Obama wants to strengthen capital requirements on mortgage securities and derivatives and force banks to better disclose the assets they hold. U.K. officials are pushing for similar measures and Trichet’s ECB is angling for a bigger role in monitoring banks.
One of the problems for governments is that new securities laws are often so complicated that legislators need help from industry to craft them.
“The complexity of the legislation works in the industry’s favor,” says Paul Mahoney, a regulation scholar at the University of Virginia. The thrust of new regulations might be against banks, “but when it gets time to get the details down on paper, they can have real influence.”
History
That problem is almost as old as finance itself. In the 1690s, the dawn of share trading in London, brokers turned a government crackdown on short selling to their advantage. They persuaded Parliament to include in the new rules a ceiling on the number of legal brokers to 100, effectively locking rivals out of the system.
Franklin Roosevelt’s Truth in Securities Act, signed into law in 1933, met a similar fate. Aiming for better disclosure in the aftermath of the 1929 Wall Street Crash, the law ultimately helped major banks by freezing the existing underwriting system in their favor, says Mahoney.
Financiers are already lobbying.
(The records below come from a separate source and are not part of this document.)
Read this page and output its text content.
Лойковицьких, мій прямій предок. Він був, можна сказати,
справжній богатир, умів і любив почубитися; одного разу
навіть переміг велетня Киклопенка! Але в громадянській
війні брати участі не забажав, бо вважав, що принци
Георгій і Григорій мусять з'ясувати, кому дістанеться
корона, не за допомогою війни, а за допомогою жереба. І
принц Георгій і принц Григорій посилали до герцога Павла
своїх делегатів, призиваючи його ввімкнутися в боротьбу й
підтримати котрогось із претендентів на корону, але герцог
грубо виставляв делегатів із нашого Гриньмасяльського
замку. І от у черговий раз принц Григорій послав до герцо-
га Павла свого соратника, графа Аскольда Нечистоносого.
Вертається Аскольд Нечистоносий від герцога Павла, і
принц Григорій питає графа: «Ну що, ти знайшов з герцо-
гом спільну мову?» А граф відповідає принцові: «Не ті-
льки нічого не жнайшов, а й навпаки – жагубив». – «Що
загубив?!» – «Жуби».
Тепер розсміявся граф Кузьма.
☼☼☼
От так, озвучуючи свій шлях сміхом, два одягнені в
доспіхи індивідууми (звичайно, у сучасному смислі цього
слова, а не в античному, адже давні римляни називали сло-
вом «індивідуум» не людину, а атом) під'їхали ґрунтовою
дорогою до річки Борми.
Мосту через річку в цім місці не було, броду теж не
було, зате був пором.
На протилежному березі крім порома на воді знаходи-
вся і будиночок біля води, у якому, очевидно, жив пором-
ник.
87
While they acknowledge greater transparency has its virtues -- they’ve accepted the idea of an additional regulator for derivatives -- they want to preserve the potential for profits and warn that too much disclosure risks confusing markets.
“Flooding investors with a lot of disparate information can be misleading,” says Charles Dallara, managing director of the Institute of International Finance, who will be in Davos. His organization represents more than 300 financial companies.
Flashpoint
Another flashpoint is so-called fair-value accounting, which requires companies to record assets every quarter to reflect market value. The idea is to give investors a better estimate of a company’s worth.
Bankers such as William Rhodes, senior vice chairman at Citigroup Inc. and a Davos delegate, say the standard is unfairly punishing during times of turmoil when buyers are scarce and assets become difficult to price.
Lawmakers must also avoid “going overboard with regulation” of hedge funds, billionaire investor George Soros warned Congress in November. “It would be a grave mistake to add to the forced liquidation currently dislocating markets by ill-considered or punitive regulations.”
How much light is ultimately cast on finance will show how much power governments have won over the market and the economy. While Harvard professor Ken Rogoff says “there’s going to be a sea change in transparency to match the crisis,” Stiglitz is “not very optimistic.”
“Many in the financial industry are ethically challenged and that has to be realized,” says Stiglitz. “What you don’t know is the source of Wall Street’s profits. The next crisis will also be about ‘if only we knew’ too.”